Initially conceived as a seamless amalgam of psychedelic street cuts and authentic airplay staples, the Bulletproof we know and love is less hallucinatory, but it flows even more seamlessly. The syrupy “Never Be The Same” following the radical lost classic “The Sun” on the OG tracklist is a head-scratcher and had to have been the label’s decision. A bootleg favorite, “Flowers” retains much of the militant magnetism that made it an essential posse cut when it leaked months before the album’s release. It’s not the version critics fawned over when they got their advance copies of the album. But despite RZA’s 11th-hour beat switcharoo, “Flowers” deserves its, well, flowers.
The song is a bravura display of ferocious rhymes over a cinematic bells-accented track — a high-powered park jam for the peak TRL era. Wu’s legacy has always been aligned with old-school icons like the Cold Crush Brothers. And here, that classic call-and-response feel is referenced with a nimble verse from Method Man, who spits, “When that Absolut and Hennessy mix (Ultimate! Ultimate!)/ Wu shit, my whole clique (Ultimate! Ultimate!).” Ghost’s free-associative assault (“In slow motion when yo’ head hit the meter/ You lost two liters, at the same case speeder/ Peter slid through, shook ’em down for his reefer”) redeems RZA’s processed interpolation of Bob James’ immortal “Take Me To The Mardi Gras.”
The Abbott, of course, sampled James on another Ghost banger — 1996’s “Daytona 500.” He knows that generation of soak-the-labels-off-in-the-tub breakbeats naturally compliments Ghost’s tone.
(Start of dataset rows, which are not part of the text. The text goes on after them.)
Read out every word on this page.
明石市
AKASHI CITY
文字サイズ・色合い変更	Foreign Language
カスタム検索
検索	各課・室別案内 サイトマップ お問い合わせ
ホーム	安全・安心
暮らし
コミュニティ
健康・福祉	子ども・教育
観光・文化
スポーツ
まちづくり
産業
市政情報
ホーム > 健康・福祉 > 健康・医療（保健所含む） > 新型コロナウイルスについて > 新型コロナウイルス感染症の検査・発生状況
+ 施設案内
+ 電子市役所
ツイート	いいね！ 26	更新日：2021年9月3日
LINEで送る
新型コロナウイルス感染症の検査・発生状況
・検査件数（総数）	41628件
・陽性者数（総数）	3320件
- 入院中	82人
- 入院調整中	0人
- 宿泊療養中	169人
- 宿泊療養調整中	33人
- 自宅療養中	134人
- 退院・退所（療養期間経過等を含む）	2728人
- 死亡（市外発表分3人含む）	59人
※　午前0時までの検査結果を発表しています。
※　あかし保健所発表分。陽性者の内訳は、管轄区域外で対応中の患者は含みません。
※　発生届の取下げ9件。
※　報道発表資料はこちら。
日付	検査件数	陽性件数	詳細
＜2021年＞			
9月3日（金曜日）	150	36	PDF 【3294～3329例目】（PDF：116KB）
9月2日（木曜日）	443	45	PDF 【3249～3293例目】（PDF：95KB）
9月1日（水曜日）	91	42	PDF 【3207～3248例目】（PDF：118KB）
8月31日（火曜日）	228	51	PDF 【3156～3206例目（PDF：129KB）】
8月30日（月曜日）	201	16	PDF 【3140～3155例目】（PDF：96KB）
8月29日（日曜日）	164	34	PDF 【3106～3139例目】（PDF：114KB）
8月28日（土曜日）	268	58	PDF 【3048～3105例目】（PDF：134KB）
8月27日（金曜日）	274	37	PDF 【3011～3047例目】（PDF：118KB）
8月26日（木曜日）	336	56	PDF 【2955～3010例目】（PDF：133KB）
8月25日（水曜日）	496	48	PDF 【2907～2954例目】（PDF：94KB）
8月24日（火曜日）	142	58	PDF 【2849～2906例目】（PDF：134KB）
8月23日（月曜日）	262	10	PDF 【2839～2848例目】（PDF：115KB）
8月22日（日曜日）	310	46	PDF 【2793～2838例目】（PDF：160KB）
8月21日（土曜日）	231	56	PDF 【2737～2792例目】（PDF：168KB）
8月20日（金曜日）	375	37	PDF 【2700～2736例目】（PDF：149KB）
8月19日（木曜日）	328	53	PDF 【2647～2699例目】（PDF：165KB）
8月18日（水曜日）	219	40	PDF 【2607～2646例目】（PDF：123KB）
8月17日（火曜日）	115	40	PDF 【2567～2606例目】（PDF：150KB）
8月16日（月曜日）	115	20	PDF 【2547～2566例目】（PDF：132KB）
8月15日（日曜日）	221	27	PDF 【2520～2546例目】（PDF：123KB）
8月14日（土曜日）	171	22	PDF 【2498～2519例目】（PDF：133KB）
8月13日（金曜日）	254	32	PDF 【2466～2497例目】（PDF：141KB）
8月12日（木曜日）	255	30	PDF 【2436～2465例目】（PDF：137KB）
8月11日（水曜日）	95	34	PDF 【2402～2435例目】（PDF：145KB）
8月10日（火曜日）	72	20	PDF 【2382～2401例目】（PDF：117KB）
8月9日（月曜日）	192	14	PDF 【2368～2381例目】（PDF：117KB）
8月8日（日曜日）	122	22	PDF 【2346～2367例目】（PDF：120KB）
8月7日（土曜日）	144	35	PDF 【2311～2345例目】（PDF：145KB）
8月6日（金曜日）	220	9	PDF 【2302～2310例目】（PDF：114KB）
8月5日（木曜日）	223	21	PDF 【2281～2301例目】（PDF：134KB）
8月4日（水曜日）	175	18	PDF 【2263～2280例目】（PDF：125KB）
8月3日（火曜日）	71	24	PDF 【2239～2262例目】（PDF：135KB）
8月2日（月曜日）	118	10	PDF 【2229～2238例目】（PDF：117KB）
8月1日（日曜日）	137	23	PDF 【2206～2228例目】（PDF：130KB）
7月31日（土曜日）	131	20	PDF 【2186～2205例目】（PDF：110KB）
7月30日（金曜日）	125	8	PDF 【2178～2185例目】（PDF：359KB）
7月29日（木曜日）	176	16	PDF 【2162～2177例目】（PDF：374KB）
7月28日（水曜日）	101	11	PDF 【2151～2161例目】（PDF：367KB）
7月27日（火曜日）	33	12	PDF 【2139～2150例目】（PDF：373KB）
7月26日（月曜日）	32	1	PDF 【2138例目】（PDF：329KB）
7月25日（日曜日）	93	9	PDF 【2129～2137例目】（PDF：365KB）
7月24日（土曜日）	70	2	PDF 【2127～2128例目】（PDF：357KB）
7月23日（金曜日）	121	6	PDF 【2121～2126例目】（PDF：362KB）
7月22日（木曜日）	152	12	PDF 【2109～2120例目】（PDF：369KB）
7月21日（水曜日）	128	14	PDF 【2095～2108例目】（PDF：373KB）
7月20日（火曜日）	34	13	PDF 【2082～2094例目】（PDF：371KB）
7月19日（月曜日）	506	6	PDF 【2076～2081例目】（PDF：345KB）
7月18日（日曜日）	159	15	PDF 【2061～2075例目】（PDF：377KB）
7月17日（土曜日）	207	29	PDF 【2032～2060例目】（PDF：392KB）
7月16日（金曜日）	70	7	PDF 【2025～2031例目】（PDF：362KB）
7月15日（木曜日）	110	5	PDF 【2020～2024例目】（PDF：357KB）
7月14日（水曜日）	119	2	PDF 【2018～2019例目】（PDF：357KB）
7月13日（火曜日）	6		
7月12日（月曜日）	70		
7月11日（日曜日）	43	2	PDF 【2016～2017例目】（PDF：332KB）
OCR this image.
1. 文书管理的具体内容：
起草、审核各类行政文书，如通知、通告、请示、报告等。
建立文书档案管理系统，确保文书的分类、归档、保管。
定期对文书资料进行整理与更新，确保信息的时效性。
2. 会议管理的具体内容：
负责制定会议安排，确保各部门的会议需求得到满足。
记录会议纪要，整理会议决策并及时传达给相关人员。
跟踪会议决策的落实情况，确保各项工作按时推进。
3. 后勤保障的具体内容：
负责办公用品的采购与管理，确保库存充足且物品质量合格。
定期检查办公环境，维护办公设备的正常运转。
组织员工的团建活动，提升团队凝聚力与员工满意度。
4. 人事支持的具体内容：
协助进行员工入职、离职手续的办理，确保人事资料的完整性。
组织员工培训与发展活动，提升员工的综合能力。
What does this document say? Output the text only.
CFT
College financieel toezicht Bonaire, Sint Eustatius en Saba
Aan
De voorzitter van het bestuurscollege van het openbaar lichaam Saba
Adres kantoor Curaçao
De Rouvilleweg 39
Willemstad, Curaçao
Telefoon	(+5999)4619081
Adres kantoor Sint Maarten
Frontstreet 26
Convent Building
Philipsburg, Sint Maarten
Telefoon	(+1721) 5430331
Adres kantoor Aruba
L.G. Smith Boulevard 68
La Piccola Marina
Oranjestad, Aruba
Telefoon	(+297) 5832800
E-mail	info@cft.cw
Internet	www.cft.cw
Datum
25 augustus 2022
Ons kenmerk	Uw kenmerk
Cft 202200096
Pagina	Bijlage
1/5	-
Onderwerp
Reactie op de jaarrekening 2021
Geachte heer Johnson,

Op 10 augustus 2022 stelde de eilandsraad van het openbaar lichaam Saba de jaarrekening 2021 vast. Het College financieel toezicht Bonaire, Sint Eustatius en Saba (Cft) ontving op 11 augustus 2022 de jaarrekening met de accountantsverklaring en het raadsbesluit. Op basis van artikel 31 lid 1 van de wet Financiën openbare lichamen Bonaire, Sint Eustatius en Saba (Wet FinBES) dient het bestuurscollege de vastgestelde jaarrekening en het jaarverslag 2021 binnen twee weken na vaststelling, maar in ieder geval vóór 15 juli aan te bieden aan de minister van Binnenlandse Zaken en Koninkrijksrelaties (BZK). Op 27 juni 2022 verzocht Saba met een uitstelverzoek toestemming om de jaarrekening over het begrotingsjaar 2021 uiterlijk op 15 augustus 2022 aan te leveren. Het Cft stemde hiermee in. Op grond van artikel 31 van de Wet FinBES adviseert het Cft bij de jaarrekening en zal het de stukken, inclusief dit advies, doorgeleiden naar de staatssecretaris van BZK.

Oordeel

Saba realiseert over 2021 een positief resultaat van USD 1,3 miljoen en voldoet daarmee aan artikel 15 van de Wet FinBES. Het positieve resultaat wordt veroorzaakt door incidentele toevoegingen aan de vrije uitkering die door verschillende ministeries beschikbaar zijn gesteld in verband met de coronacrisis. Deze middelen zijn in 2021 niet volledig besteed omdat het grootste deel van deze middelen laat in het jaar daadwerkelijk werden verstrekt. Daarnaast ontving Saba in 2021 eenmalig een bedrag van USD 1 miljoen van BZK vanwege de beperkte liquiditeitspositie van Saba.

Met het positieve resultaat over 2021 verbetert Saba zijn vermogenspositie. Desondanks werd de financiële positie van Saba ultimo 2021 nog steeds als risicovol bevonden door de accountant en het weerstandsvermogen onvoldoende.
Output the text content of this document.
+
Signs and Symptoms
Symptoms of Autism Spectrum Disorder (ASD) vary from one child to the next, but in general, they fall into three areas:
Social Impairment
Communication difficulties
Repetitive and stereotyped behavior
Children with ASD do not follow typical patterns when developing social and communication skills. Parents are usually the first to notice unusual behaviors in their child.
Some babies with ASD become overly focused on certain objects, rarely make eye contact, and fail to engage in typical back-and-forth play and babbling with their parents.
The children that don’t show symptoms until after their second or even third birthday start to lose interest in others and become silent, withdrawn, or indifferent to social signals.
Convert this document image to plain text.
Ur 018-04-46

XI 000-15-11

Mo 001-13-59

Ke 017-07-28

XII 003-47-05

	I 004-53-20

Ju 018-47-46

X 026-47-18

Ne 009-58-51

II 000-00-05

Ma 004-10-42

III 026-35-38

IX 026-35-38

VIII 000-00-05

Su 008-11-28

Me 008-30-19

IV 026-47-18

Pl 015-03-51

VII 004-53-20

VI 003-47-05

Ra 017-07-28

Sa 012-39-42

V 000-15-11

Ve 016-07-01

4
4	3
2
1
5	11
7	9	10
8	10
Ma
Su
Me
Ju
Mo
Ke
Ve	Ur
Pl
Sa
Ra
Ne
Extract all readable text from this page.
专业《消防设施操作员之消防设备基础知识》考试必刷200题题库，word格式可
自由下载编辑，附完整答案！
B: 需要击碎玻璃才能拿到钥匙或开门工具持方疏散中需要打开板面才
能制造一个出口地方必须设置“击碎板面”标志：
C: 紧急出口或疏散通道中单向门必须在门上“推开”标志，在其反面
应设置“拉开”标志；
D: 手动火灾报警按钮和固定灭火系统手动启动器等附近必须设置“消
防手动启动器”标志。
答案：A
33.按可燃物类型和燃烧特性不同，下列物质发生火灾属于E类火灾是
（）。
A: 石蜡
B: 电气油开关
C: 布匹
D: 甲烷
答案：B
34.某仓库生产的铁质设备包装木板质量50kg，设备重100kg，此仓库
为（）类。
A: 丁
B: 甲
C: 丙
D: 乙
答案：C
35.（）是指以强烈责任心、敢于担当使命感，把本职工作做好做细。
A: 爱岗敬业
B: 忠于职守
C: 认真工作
In a 2005 interview RZA said of his erstwhile neighbor, “He’s more high-pitched when other producers work with him. His voice should be compressed on 90 MHz and sloped down. I know that; other producers and engineers don’t know that.” That probably explains why Ghost’s manic, hair-trigger timbre is not as effective when he rhymes on synthesized tracks.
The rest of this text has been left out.